Selenium is an important part of overall health. The trace mineral selenium combines with proteins to create selenoproteins that have been shown to have important cellular benefits. Everyday foods contain selenium, including tuna, beef, turkey, eggs, rice and cheese.
Vitamin E and Coronary Heart Disease
Based on information published in "Modern Nutrition in Health and Disease," a number of "in vitro" studies have shown vitamin E to affect low-density lipoprotein cholesterol oxidation. The vitamin E nutrients are believed to inhibit this process, which unchecked can initiate atherosclerosis, a vascular disease. Women seem to benefit the most from routine Vitamin E supplementation. Data from a 2005 report by I. M. Lee and colleagues in "The Journal of the American Medical Association" indicated that a clinical trial including 40,000 healthy 45+ year old women showed a 24 percent reduction in cardiovascular death rates, and women aged 65 and over had a 49 percent decrease, as well as a 26 percent decrease in nonfatal heart attacks. Some questions still surround the overall effectiveness of vitamin E on coronary heart disease, however. The amount of routine vitamin E intake is under scrutiny, and too much vitamin E may have no affect on the disease based on the National Institutes of Health, or NIH.
Vitamin E and Cancer
Research data from a 1998 epidemiological summary by J. M. Chan, et al., in "Seminars in Cancer Biology" indicates that vitamin E may have a positive effect on fighting cancers such as breast or prostate. While much of the research is still inconclusive and inconsistent, vitamin E antioxidants have shown to protect cells from harmful free radicals that may be cancerous or aid in cancer development. Another vitamin E benefit is its promotion of a healthy immune system needed to protect the body from harmful carcinogenics. According to the NIH, men who smoke and those who have quit may benefit from vitamin E supplementation, as prostate cancer rates among this group fell dramatically in a study after taking 400 IU of vitamin E daily.
Selenium and the Thyroid
Research by H. Derumeaux and colleagues published in "European Journal of Endocrinology" in 2003 indicates that selenium may slow or halt the enlargement of the thyroid gland. This relationship between selenium and the thyroid was established during the study's attempt to identify if selenium supplementation can aid in iodine deficiency, a common occurrence in developing countries. Iodine is needed for the thyroid to function properly. People who suffer from an iodine deficiency are at risk for thyroid problems, which is made worse by a selenium deficiency, according to the NIH. Healthy levels of selenium benefits iodine deficiency and, in turn, ward off thyroid problems such as goiters.

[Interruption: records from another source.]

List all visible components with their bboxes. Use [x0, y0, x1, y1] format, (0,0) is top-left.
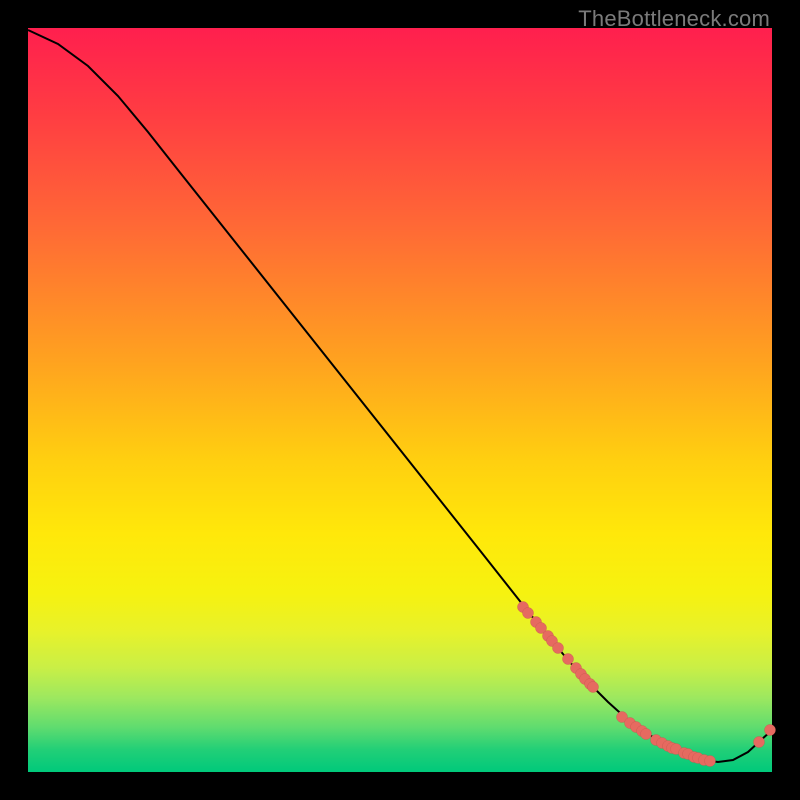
data-point	[523, 608, 534, 619]
chart-overlay	[28, 28, 772, 772]
data-point	[588, 682, 599, 693]
chart-stage: TheBottleneck.com	[0, 0, 800, 800]
data-point	[705, 756, 716, 767]
scatter-dots	[518, 602, 776, 767]
bottleneck-curve	[28, 30, 772, 762]
data-point	[765, 725, 776, 736]
data-point	[553, 643, 564, 654]
data-point	[563, 654, 574, 665]
data-point	[754, 737, 765, 748]
data-point	[641, 729, 652, 740]
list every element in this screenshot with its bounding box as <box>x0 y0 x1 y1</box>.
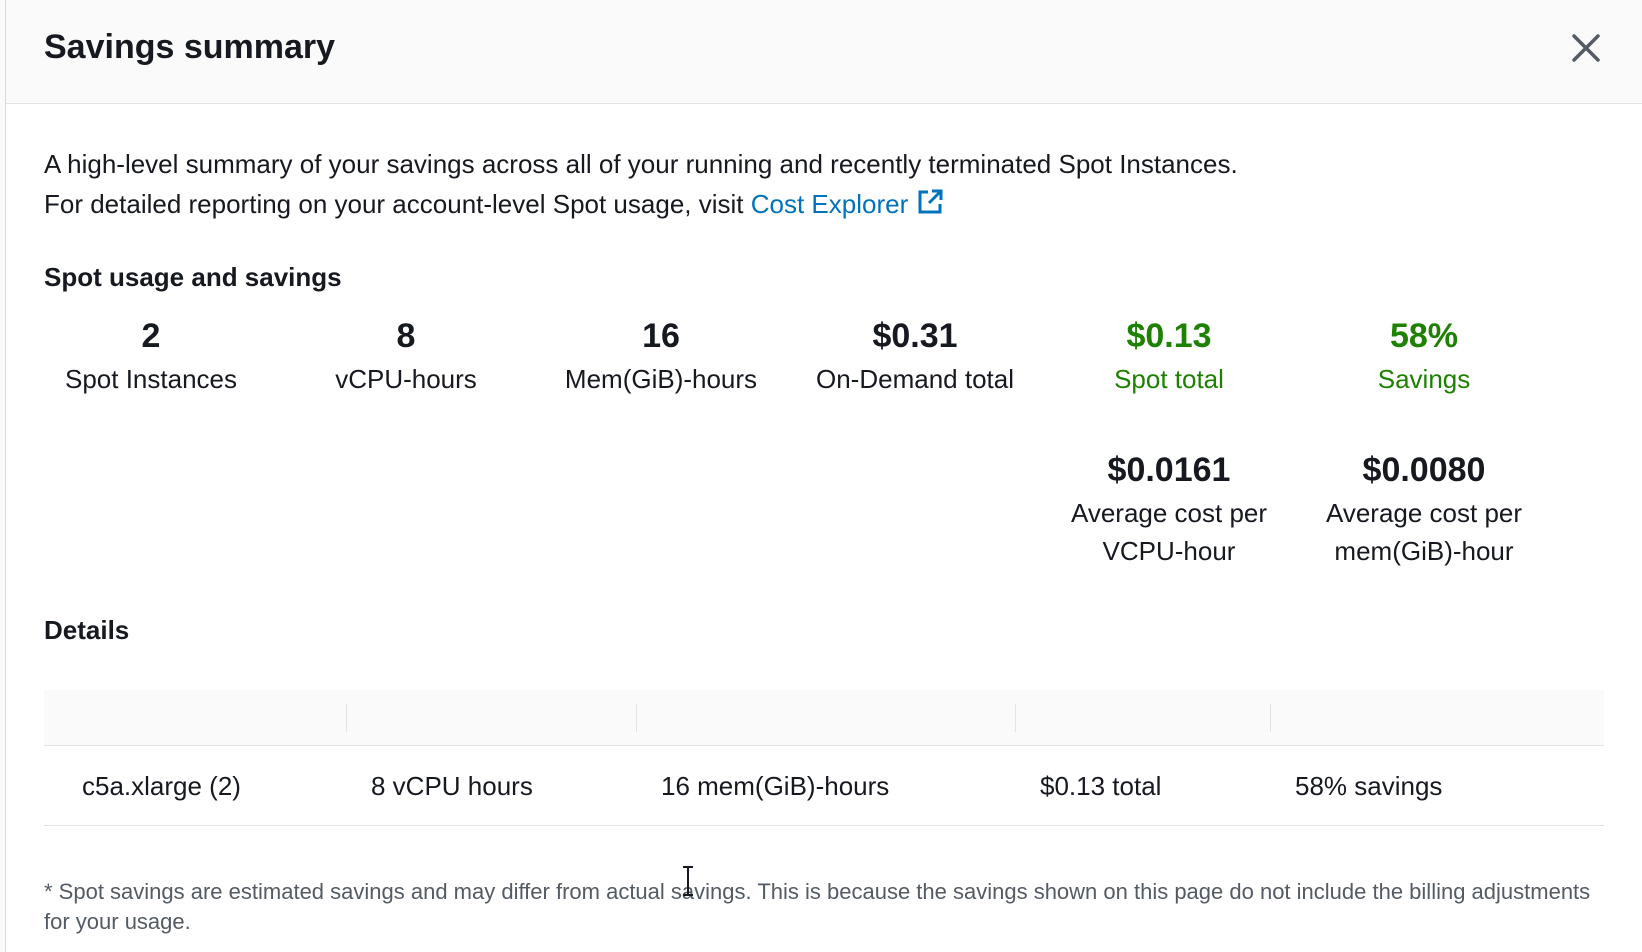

A poor diet and certain disease have been linked to selenium deficiency. Keshan Disease occurs in children who suffer from a selenium deficiency and an enlarged heart, according to the NIH. This typically leads to poor heart function and makes the body weak and susceptible to illness. Supplementation may help restore selenium levels in patients and aid in the absorption of essential nutrients.
Selenium may be beneficial in promoting overall health and could be a key in cancer-prevention. Research findings reported in 2001 by G. F. Combs, Jr. in "Nutrition and Cancer" suggest that increased levels of the recommended dietary allowance of selenium can provide beneficial health effects. Such findings may force a reassessment of nutritional guidelines.